Best Budget Apps (2026): YNAB, Monarch, Copilot Compared
After three months of testing budgeting apps with real financial data, YNAB remains the best budget app for people who want to change their financial behavior. For those who just want a financial overview (what Mint used to do), Monarch Money is the best replacement.
I spent eight years as a financial analyst before joining Apps Tested. I've seen budgeting software from the perspective of someone who thinks about money professionally. Most budgeting apps fail because they show you your spending without changing it. YNAB works because it's built around a specific behavioral system.
| Rank | App | Score | Price | Best For |
|---|---|---|---|---|
| #1 | YNAB Editor's Pick | 9.3/10 | $14.99/mo or $109/yr | Best for changing spending habits |
| #2 | Monarch Money Best Mint Replacement | 9.1/10 | $14.99/mo or $99/yr | Best overall financial dashboard |
| #3 | Copilot Best for Apple | 8.9/10 | $13/mo or $95/yr | Best Apple-first budgeting |
| #4 | PocketGuard | 8.6/10 | Free / $12.99/mo | Best for overspenders |
| #5 | Goodbudget | 8.4/10 | Free / $10/mo | Best digital envelope budgeting |
| #6 | Simplifi by Quicken | 8.5/10 | $3.99/mo | Best value premium option |
1. YNAB — Best for Real Behavior Change (9.3/10)
YNAB (You Need A Budget) is not just a budgeting app — it's a budgeting methodology with an app. The core principle: give every dollar a job. When you get paid, you immediately allocate every dollar to a category (rent, groceries, car insurance, vacation fund). You spend from these "envelopes" and when a category runs out, you either stop spending or consciously move money from another category.
This forced intentionality is uncomfortable at first. It surfaces uncomfortable truths about spending. That discomfort is the point — YNAB users consistently report it changed how they think about money in ways that tracking-only apps never did.
The app is polished, the bank sync is reliable, and the goal-tracking (for things like saving for a vacation or emergency fund) is excellent. At $109/year, it's expensive. The standard response: new users save an average of $600 in their first two months, per YNAB's research. That's a 5x return in year one if you stick with it.
2. Monarch Money — Best Mint Replacement (9.1/10)
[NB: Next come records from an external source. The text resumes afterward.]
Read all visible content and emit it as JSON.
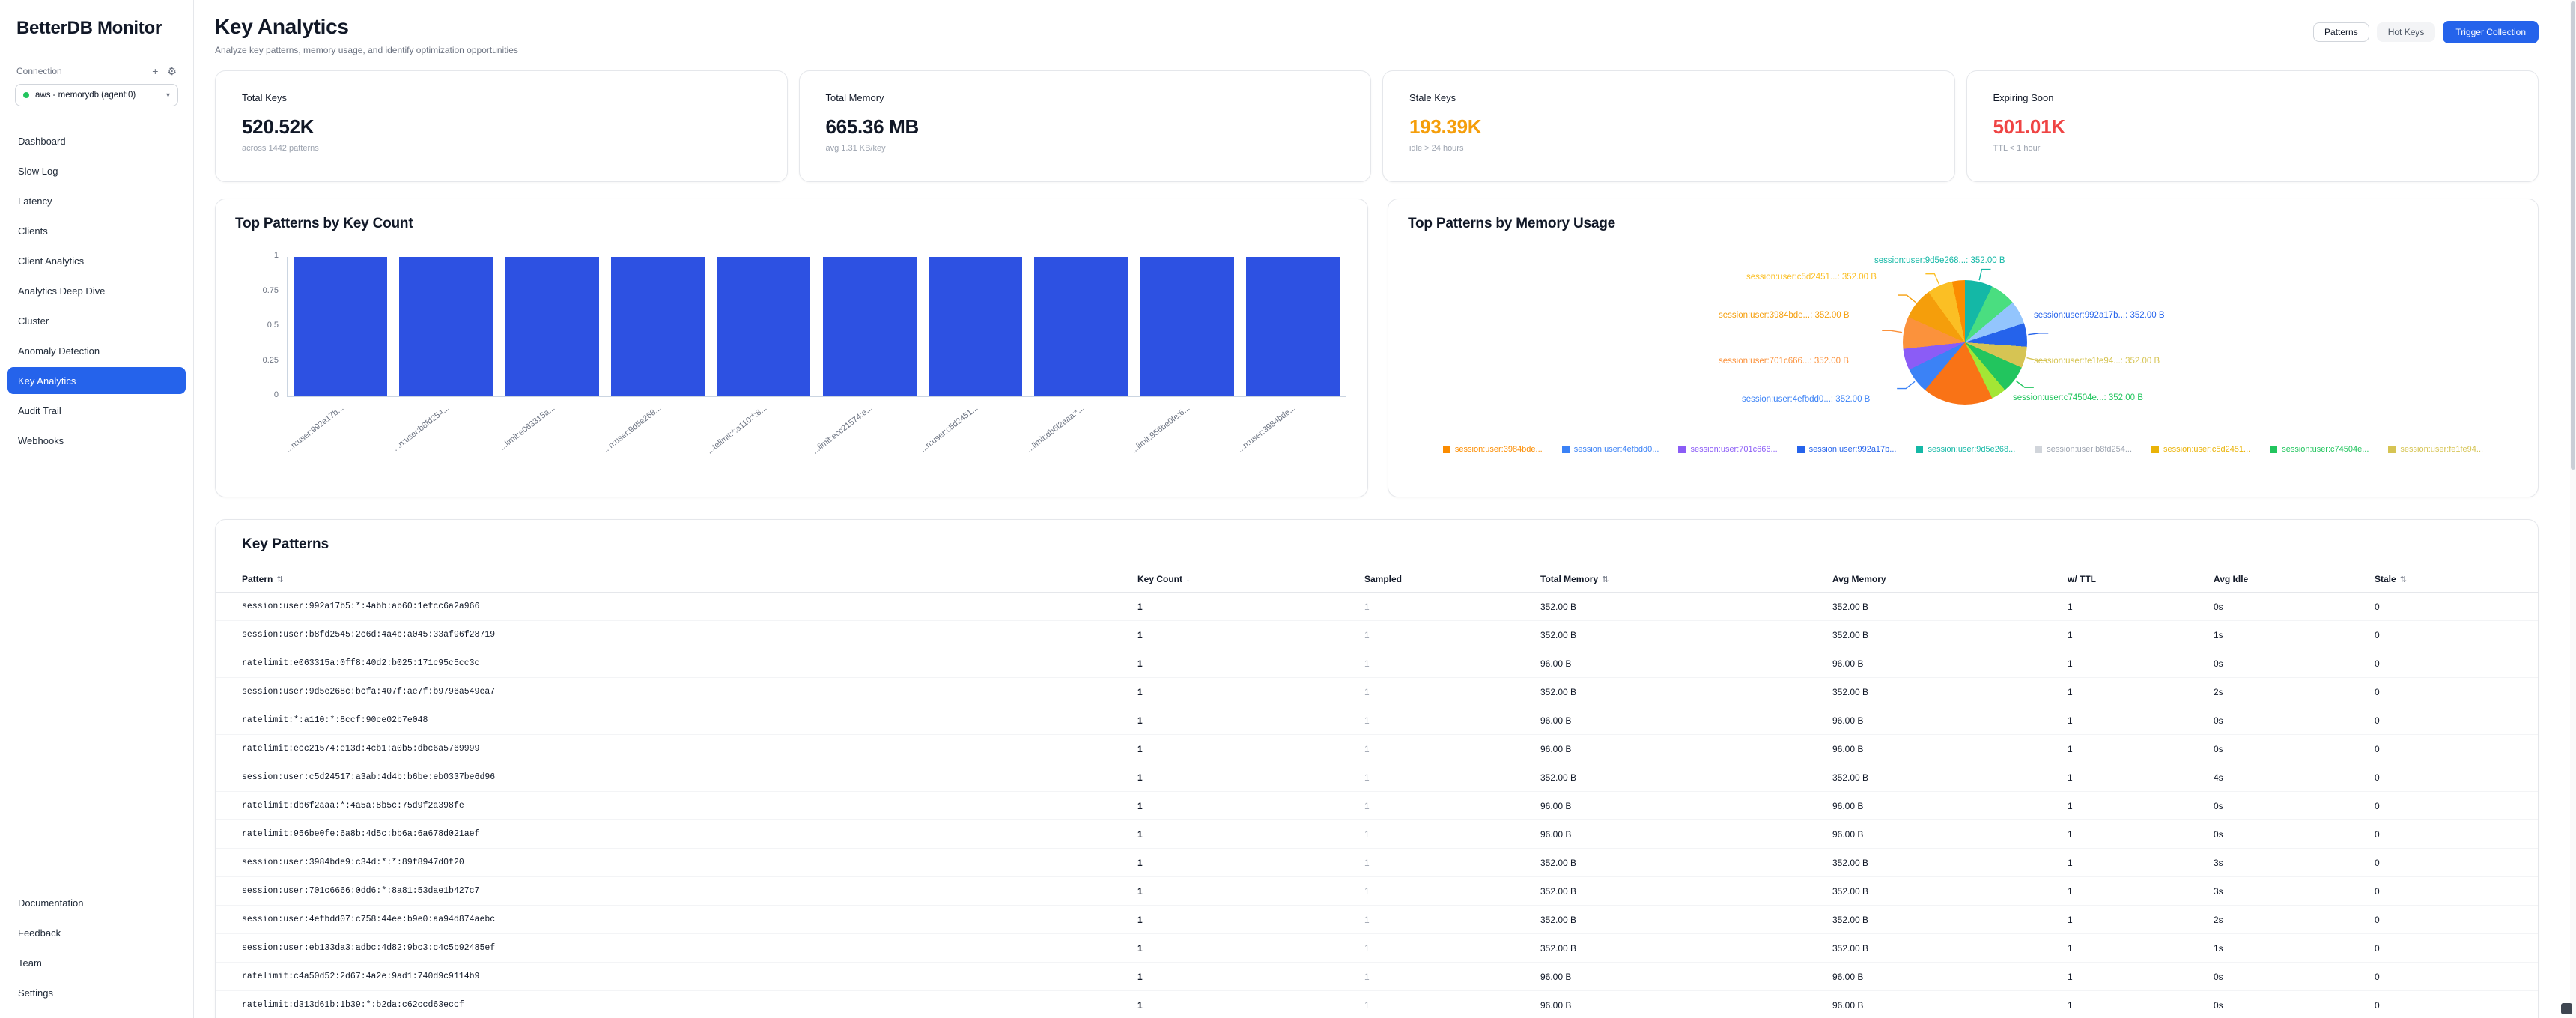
{
  "app": {
    "title": "BetterDB Monitor"
  },
  "sidebar": {
    "connection": {
      "label": "Connection",
      "selected": "aws - memorydb (agent:0)",
      "status_color": "#22c55e"
    },
    "items": [
      {
        "label": "Dashboard",
        "active": false
      },
      {
        "label": "Slow Log",
        "active": false
      },
      {
        "label": "Latency",
        "active": false
      },
      {
        "label": "Clients",
        "active": false
      },
      {
        "label": "Client Analytics",
        "active": false
      },
      {
        "label": "Analytics Deep Dive",
        "active": false
      },
      {
        "label": "Cluster",
        "active": false
      },
      {
        "label": "Anomaly Detection",
        "active": false
      },
      {
        "label": "Key Analytics",
        "active": true
      },
      {
        "label": "Audit Trail",
        "active": false
      },
      {
        "label": "Webhooks",
        "active": false
      }
    ],
    "footer_items": [
      {
        "label": "Documentation"
      },
      {
        "label": "Feedback"
      },
      {
        "label": "Team"
      },
      {
        "label": "Settings"
      }
    ]
  },
  "header": {
    "title": "Key Analytics",
    "subtitle": "Analyze key patterns, memory usage, and identify optimization opportunities",
    "actions": [
      {
        "label": "Patterns",
        "style": "outline"
      },
      {
        "label": "Hot Keys",
        "style": "ghost"
      },
      {
        "label": "Trigger Collection",
        "style": "primary"
      }
    ]
  },
  "stats": [
    {
      "label": "Total Keys",
      "value": "520.52K",
      "sub": "across 1442 patterns",
      "color": "#111827"
    },
    {
      "label": "Total Memory",
      "value": "665.36 MB",
      "sub": "avg 1.31 KB/key",
      "color": "#111827"
    },
    {
      "label": "Stale Keys",
      "value": "193.39K",
      "sub": "idle > 24 hours",
      "color": "#f59e0b"
    },
    {
      "label": "Expiring Soon",
      "value": "501.01K",
      "sub": "TTL < 1 hour",
      "color": "#ef4444"
    }
  ],
  "chart_data": [
    {
      "type": "bar",
      "title": "Top Patterns by Key Count",
      "categories": [
        "...n:user:992a17b...",
        "...n:user:b8fd254...",
        "...limit:e063315a...",
        "...n:user:9d5e268...",
        "...telimit:*:a110:*:8...",
        "...limit:ecc21574:e...",
        "...n:user:c5d2451...",
        "...limit:db6f2aaa:*...",
        "...limit:956be0fe:6...",
        "...n:user:3984bde..."
      ],
      "values": [
        1,
        1,
        1,
        1,
        1,
        1,
        1,
        1,
        1,
        1
      ],
      "xlabel": "",
      "ylabel": "",
      "ylim": [
        0,
        1
      ],
      "yticks": [
        1,
        0.75,
        0.5,
        0.25,
        0
      ],
      "bar_color": "#2d51e2",
      "grid": false,
      "legend_position": "none"
    },
    {
      "type": "pie",
      "title": "Top Patterns by Memory Usage",
      "callouts": [
        {
          "name": "session:user:9d5e268...",
          "value": "352.00 B",
          "color": "#14b8a6"
        },
        {
          "name": "session:user:c5d2451...",
          "value": "352.00 B",
          "color": "#fbbf24"
        },
        {
          "name": "session:user:3984bde...",
          "value": "352.00 B",
          "color": "#f59e0b"
        },
        {
          "name": "session:user:701c666...",
          "value": "352.00 B",
          "color": "#fb923c"
        },
        {
          "name": "session:user:4efbdd0...",
          "value": "352.00 B",
          "color": "#3b82f6"
        },
        {
          "name": "session:user:992a17b...",
          "value": "352.00 B",
          "color": "#2563eb"
        },
        {
          "name": "session:user:fe1fe94...",
          "value": "352.00 B",
          "color": "#d6c453"
        },
        {
          "name": "session:user:c74504e...",
          "value": "352.00 B",
          "color": "#22c55e"
        }
      ],
      "slices": [
        {
          "color": "#14b8a6",
          "deg": 26
        },
        {
          "color": "#4ade80",
          "deg": 24
        },
        {
          "color": "#93c5fd",
          "deg": 22
        },
        {
          "color": "#2563eb",
          "deg": 22
        },
        {
          "color": "#d6c453",
          "deg": 20
        },
        {
          "color": "#22c55e",
          "deg": 26
        },
        {
          "color": "#a3e635",
          "deg": 14
        },
        {
          "color": "#f97316",
          "deg": 66
        },
        {
          "color": "#3b82f6",
          "deg": 24
        },
        {
          "color": "#8b5cf6",
          "deg": 20
        },
        {
          "color": "#fb923c",
          "deg": 30
        },
        {
          "color": "#f59e0b",
          "deg": 30
        },
        {
          "color": "#fbbf24",
          "deg": 24
        },
        {
          "color": "#fb8c00",
          "deg": 12
        }
      ],
      "legend_position": "bottom",
      "legend": [
        {
          "name": "session:user:3984bde...",
          "color": "#fb8c00"
        },
        {
          "name": "session:user:4efbdd0...",
          "color": "#3b82f6"
        },
        {
          "name": "session:user:701c666...",
          "color": "#8b5cf6"
        },
        {
          "name": "session:user:992a17b...",
          "color": "#2563eb"
        },
        {
          "name": "session:user:9d5e268...",
          "color": "#14b8a6"
        },
        {
          "name": "session:user:b8fd254...",
          "color": "#d1d5db"
        },
        {
          "name": "session:user:c5d2451...",
          "color": "#eab308"
        },
        {
          "name": "session:user:c74504e...",
          "color": "#22c55e"
        },
        {
          "name": "session:user:fe1fe94...",
          "color": "#d6c453"
        }
      ]
    }
  ],
  "table": {
    "title": "Key Patterns",
    "columns": [
      {
        "label": "Pattern",
        "sort_icon": "⇅"
      },
      {
        "label": "Key Count",
        "sort_icon": "↓"
      },
      {
        "label": "Sampled",
        "sort_icon": ""
      },
      {
        "label": "Total Memory",
        "sort_icon": "⇅"
      },
      {
        "label": "Avg Memory",
        "sort_icon": ""
      },
      {
        "label": "w/ TTL",
        "sort_icon": ""
      },
      {
        "label": "Avg Idle",
        "sort_icon": ""
      },
      {
        "label": "Stale",
        "sort_icon": "⇅"
      }
    ],
    "rows": [
      [
        "session:user:992a17b5:*:4abb:ab60:1efcc6a2a966",
        "1",
        "1",
        "352.00 B",
        "352.00 B",
        "1",
        "0s",
        "0"
      ],
      [
        "session:user:b8fd2545:2c6d:4a4b:a045:33af96f28719",
        "1",
        "1",
        "352.00 B",
        "352.00 B",
        "1",
        "1s",
        "0"
      ],
      [
        "ratelimit:e063315a:0ff8:40d2:b025:171c95c5cc3c",
        "1",
        "1",
        "96.00 B",
        "96.00 B",
        "1",
        "0s",
        "0"
      ],
      [
        "session:user:9d5e268c:bcfa:407f:ae7f:b9796a549ea7",
        "1",
        "1",
        "352.00 B",
        "352.00 B",
        "1",
        "2s",
        "0"
      ],
      [
        "ratelimit:*:a110:*:8ccf:90ce02b7e048",
        "1",
        "1",
        "96.00 B",
        "96.00 B",
        "1",
        "0s",
        "0"
      ],
      [
        "ratelimit:ecc21574:e13d:4cb1:a0b5:dbc6a5769999",
        "1",
        "1",
        "96.00 B",
        "96.00 B",
        "1",
        "0s",
        "0"
      ],
      [
        "session:user:c5d24517:a3ab:4d4b:b6be:eb0337be6d96",
        "1",
        "1",
        "352.00 B",
        "352.00 B",
        "1",
        "4s",
        "0"
      ],
      [
        "ratelimit:db6f2aaa:*:4a5a:8b5c:75d9f2a398fe",
        "1",
        "1",
        "96.00 B",
        "96.00 B",
        "1",
        "0s",
        "0"
      ],
      [
        "ratelimit:956be0fe:6a8b:4d5c:bb6a:6a678d021aef",
        "1",
        "1",
        "96.00 B",
        "96.00 B",
        "1",
        "0s",
        "0"
      ],
      [
        "session:user:3984bde9:c34d:*:*:89f8947d0f20",
        "1",
        "1",
        "352.00 B",
        "352.00 B",
        "1",
        "3s",
        "0"
      ],
      [
        "session:user:701c6666:0dd6:*:8a81:53dae1b427c7",
        "1",
        "1",
        "352.00 B",
        "352.00 B",
        "1",
        "3s",
        "0"
      ],
      [
        "session:user:4efbdd07:c758:44ee:b9e0:aa94d874aebc",
        "1",
        "1",
        "352.00 B",
        "352.00 B",
        "1",
        "2s",
        "0"
      ],
      [
        "session:user:eb133da3:adbc:4d82:9bc3:c4c5b92485ef",
        "1",
        "1",
        "352.00 B",
        "352.00 B",
        "1",
        "1s",
        "0"
      ],
      [
        "ratelimit:c4a50d52:2d67:4a2e:9ad1:740d9c9114b9",
        "1",
        "1",
        "96.00 B",
        "96.00 B",
        "1",
        "0s",
        "0"
      ],
      [
        "ratelimit:d313d61b:1b39:*:b2da:c62ccd63eccf",
        "1",
        "1",
        "96.00 B",
        "96.00 B",
        "1",
        "0s",
        "0"
      ]
    ]
  }
}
When Intuit shut down Mint in early 2024, Monarch Money was the best-positioned replacement. It does what Mint did — connect bank accounts, track transactions, categorize spending, show net worth — and does it better. The dashboard design is cleaner. Transaction categorization is more accurate. Net worth tracking includes investment accounts, real estate (manual entry), and debt.
Monarch doesn't push a behavioral methodology like YNAB. If you want visibility without a new framework for thinking about money, Monarch is the right call. At $99/year, it's competitively priced.
3. Copilot — Best for Apple Users (8.9/10)
Copilot is built specifically for iPhone and Mac and it shows — the design is Apple-quality in a category where most apps look like web apps wrapped in a native shell. Transaction categorization uses ML that genuinely improves over time. The spending analysis views are beautiful and immediately informative.
If you're Apple-only and value design, Copilot is worth the $13/month. Android users should look at Monarch instead.
4. PocketGuard — Best for Overspenders (8.6/10)
PocketGuard's main feature is "In My Pocket" — a single number showing how much you can safely spend after bills, savings goals, and recurring expenses. This simplicity is powerful for people who struggle with overspending. Instead of analyzing 20 categories, you check one number.
5. Goodbudget — Best Digital Envelope (8.4/10)
Goodbudget is a digital implementation of the envelope budgeting method (the same underlying philosophy as YNAB) without bank sync — you manually enter transactions. The manual approach creates friction that makes you more intentional about spending. Free plan allows 20 regular envelopes and one account.
6. Simplifi by Quicken — Best Value (8.5/10)
Simplifi at $3.99/month offers strong value — it includes spending reports, watchlists that alert you when spending in a category exceeds a threshold, and a clean interface. For the price-conscious buyer who wants more than the free apps offer, Simplifi is worth considering.
Frequently Asked Questions
Is YNAB worth it at $109/year?
If you engage with the method — not just the app — YNAB typically pays for itself in the first few months. The key word is "engage." Passive users who connect their bank accounts but don't do the monthly "give every dollar a job" ritual won't get the benefit. Monarch Money is better for passive tracking.